La pianta può raggiungere un’altezza di oltre 20 metri e vivere più di cinquecento anni. I frutti sono contenuti in un involucro spinoso chiamato riccio, che si apre spontaneamente a maturazione per liberare da una a tre castagne. Ogni frutto ha una buccia lucida color marrone scuro e una polpa chiara e farinosa.
La castagna è simbolo di sussistenza e resilienza, protagonista della cultura contadina e della gastronomia italiana. Oggi è apprezzata non solo fresca o arrostita, ma anche nella forma essiccata o trasformata in farina, ingrediente tipico di molte ricette tradizionali.
Provala come snack in ogni momento della giornata o per arricchire piatti dolci e salati dal gusto autunnale.
Settembre 2025
Il castagno è originario delle regioni temperate dell’Eurasia ed è oggi diffuso in molti Paesi a clima mite. I principali produttori mondiali di castagne sono Cina, Spagna e Bolivia [Faostat, 2023] che insieme coprono oltre il 90% della produzione globale. In Italia, la coltivazione è concentrata in regioni come Piemonte, Toscana, Campania e Calabria, che vantano varietà riconosciute per qualità e pregio.
Tra le varietà più note si trovano:
- Marrone del Mugello, dalla polpa dolce e farinosa, ideale per la trasformazione;
- Castagna di Cuneo, caratterizzata da frutti grandi e saporiti;
- Castagna di Montella, apprezzata per la consistenza e la buccia sottile;
- Marrone di Serino e Marrone di Castel del Rio, entrambi a Indicazione Geografica Protetta.
Le castagne biologiche Econoce provengono da aree montane italiane dove clima fresco, terreni acidi e boschi misti favoriscono la crescita naturale del frutto e ne preservano il sapore autentico.
I valori nutrizionali possono essere leggermente diversi in base alla tipologia di castagna.La sigla VNR, che è l’acronimo di Valori Nutritivi di Riferimento, rappresenta la quantità giornaliera raccomandata dal Ministero della Salute per ogni nutrimento.
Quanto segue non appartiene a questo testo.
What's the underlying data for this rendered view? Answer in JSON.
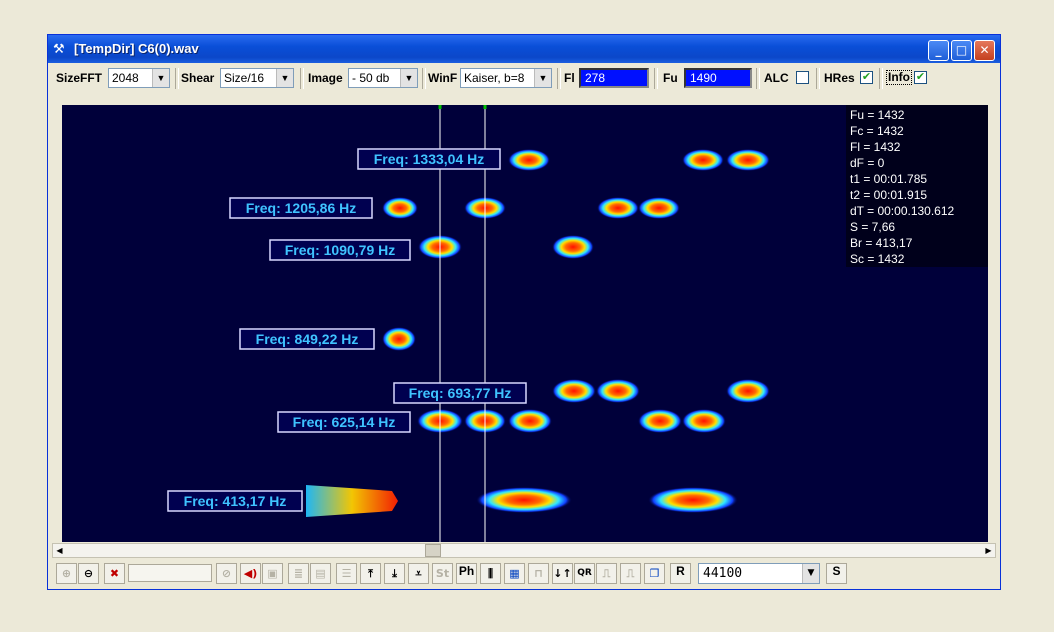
{
  "window": {
    "title": "[TempDir] С6(0).wav",
    "min": "_",
    "max": "□",
    "close": "✕"
  },
  "toolbar": {
    "sizefft_label": "SizeFFT",
    "sizefft_value": "2048",
    "shear_label": "Shear",
    "shear_value": "Size/16",
    "image_label": "Image",
    "image_value": "- 50 db",
    "winf_label": "WinF",
    "winf_value": "Kaiser, b=8",
    "fl_label": "Fl",
    "fl_value": "278",
    "fu_label": "Fu",
    "fu_value": "1490",
    "alc_label": "ALC",
    "hres_label": "HRes",
    "info_label": "Info"
  },
  "info_panel": [
    "Fu = 1432",
    "Fc = 1432",
    "Fl = 1432",
    "dF = 0",
    "t1 = 00:01.785",
    "t2 = 00:01.915",
    "dT = 00:00.130.612",
    "S = 7,66",
    "Br = 413,17",
    "Sc = 1432"
  ],
  "freq_labels": [
    "Freq: 1333,04 Hz",
    "Freq: 1205,86 Hz",
    "Freq: 1090,79 Hz",
    "Freq: 849,22 Hz",
    "Freq: 693,77 Hz",
    "Freq: 625,14 Hz",
    "Freq: 413,17 Hz"
  ],
  "bottom": {
    "ph_label": "Ph",
    "r_label": "R",
    "s_label": "S",
    "rate_value": "44100"
  },
  "colors": {
    "background": "#00003a",
    "label_text": "#3fc3ff",
    "titlebar": "#0a4fd8"
  }
}
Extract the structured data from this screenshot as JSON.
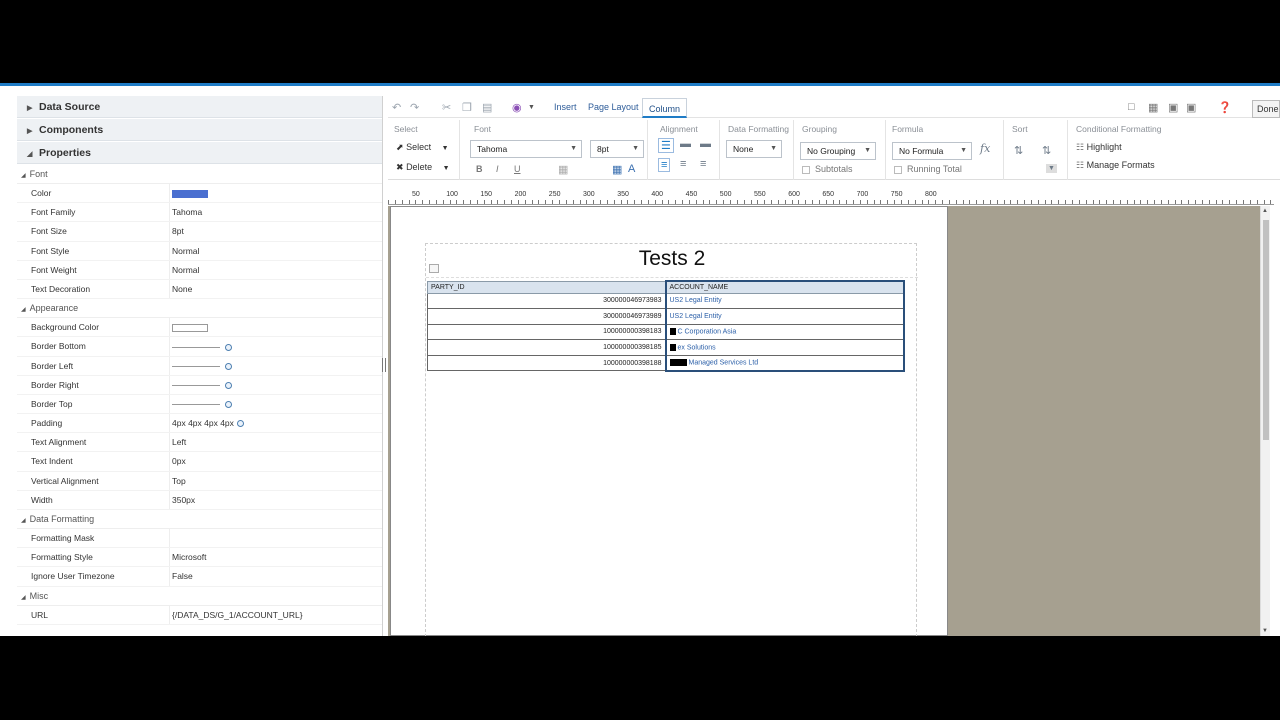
{
  "left_panel": {
    "sections": {
      "data_source": "Data Source",
      "components": "Components",
      "properties": "Properties"
    },
    "groups": {
      "font": "Font",
      "appearance": "Appearance",
      "data_formatting": "Data Formatting",
      "misc": "Misc"
    },
    "font_props": [
      {
        "key": "Color",
        "value": ""
      },
      {
        "key": "Font Family",
        "value": "Tahoma"
      },
      {
        "key": "Font Size",
        "value": "8pt"
      },
      {
        "key": "Font Style",
        "value": "Normal"
      },
      {
        "key": "Font Weight",
        "value": "Normal"
      },
      {
        "key": "Text Decoration",
        "value": "None"
      }
    ],
    "appearance_props": [
      {
        "key": "Background Color",
        "value": ""
      },
      {
        "key": "Border Bottom",
        "value": ""
      },
      {
        "key": "Border Left",
        "value": ""
      },
      {
        "key": "Border Right",
        "value": ""
      },
      {
        "key": "Border Top",
        "value": ""
      },
      {
        "key": "Padding",
        "value": "4px 4px 4px 4px"
      },
      {
        "key": "Text Alignment",
        "value": "Left"
      },
      {
        "key": "Text Indent",
        "value": "0px"
      },
      {
        "key": "Vertical Alignment",
        "value": "Top"
      },
      {
        "key": "Width",
        "value": "350px"
      }
    ],
    "data_formatting_props": [
      {
        "key": "Formatting Mask",
        "value": ""
      },
      {
        "key": "Formatting Style",
        "value": "Microsoft"
      },
      {
        "key": "Ignore User Timezone",
        "value": "False"
      }
    ],
    "misc_props": [
      {
        "key": "URL",
        "value": "{/DATA_DS/G_1/ACCOUNT_URL}"
      }
    ],
    "color_swatch": "#4a6fd0"
  },
  "toolbar": {
    "tabs": [
      "Insert",
      "Page Layout",
      "Column"
    ],
    "done": "Done"
  },
  "ribbon": {
    "select_section": "Select",
    "select_btn": "Select",
    "delete_btn": "Delete",
    "font_section": "Font",
    "font_family": "Tahoma",
    "font_size": "8pt",
    "bold": "B",
    "italic": "I",
    "underline": "U",
    "alignment_section": "Alignment",
    "data_formatting_section": "Data Formatting",
    "data_formatting_value": "None",
    "grouping_section": "Grouping",
    "grouping_value": "No Grouping",
    "subtotals": "Subtotals",
    "formula_section": "Formula",
    "formula_value": "No Formula",
    "running_total": "Running Total",
    "sort_section": "Sort",
    "cond_section": "Conditional Formatting",
    "highlight": "Highlight",
    "manage_formats": "Manage Formats"
  },
  "ruler": [
    "50",
    "100",
    "150",
    "200",
    "250",
    "300",
    "350",
    "400",
    "450",
    "500",
    "550",
    "600",
    "650",
    "700",
    "750",
    "800"
  ],
  "report": {
    "title": "Tests 2",
    "columns": [
      "PARTY_ID",
      "ACCOUNT_NAME"
    ],
    "rows": [
      {
        "party_id": "300000046973983",
        "account_name": "US2 Legal Entity",
        "redact": 0
      },
      {
        "party_id": "300000046973989",
        "account_name": "US2 Legal Entity",
        "redact": 0
      },
      {
        "party_id": "100000000398183",
        "account_name": "C Corporation Asia",
        "redact": 1
      },
      {
        "party_id": "100000000398185",
        "account_name": "ex Solutions",
        "redact": 1
      },
      {
        "party_id": "100000000398188",
        "account_name": "Managed Services Ltd",
        "redact": 2
      }
    ]
  }
}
Una precisazione è d’obbligo: il 100 % di VNR non rappresenta l’apporto massimo che si può assumere ma invece la dose minima consigliata per mantenersi in salute.
SINU, Società Italiana di Nutrizione Umana, suggerisce un consumo di frutta secca pari a 30 g.
Un’alimentazione varia ed equilibrata, oltre ad uno stile di vita attivo, sono alla base del tuo benessere. Le informazioni fornite sono a scopo puramente informativo e divulgativo. In presenza di patologie occorre sempre consultare il proprio medico.
CASTAGNE
| Dichiarazione nutrizionale | valori medi per 100 g di prodotto: |
| Energia | 686 kJ / 163 kcal |
| Grassi | 1,4 g |
| di cui acidi grassi saturi | 0,5 g |
| Carboidrati | 31 g |
| di cui zuccheri | 8,1 g |
| Fibre | 7,0 g |
| Proteine | 3 g |
| Sale | 0,01 g |
*VNR: Valore nutritivo di riferimento
Le castagne essiccate devono essere conservate in un ambiente fresco e asciutto, lontano da fonti di luce e calore. Nella stagione fredda possono essere mantenute a temperatura ambiente, mentre nei mesi più caldi è preferibile conservarle in luogo refrigerato per evitare la comparsa di muffe o parassiti.
Il vetro è il materiale più adatto alla conservazione, in quanto protegge il prodotto dall’umidità e dagli odori esterni. Il vetro colorato aiuta inoltre a preservare l’aroma e le caratteristiche nutritive.
Si raccomanda di chiudere sempre ermeticamente il contenitore dopo l’apertura per mantenere la fragranza e la naturale dolcezza delle castagne.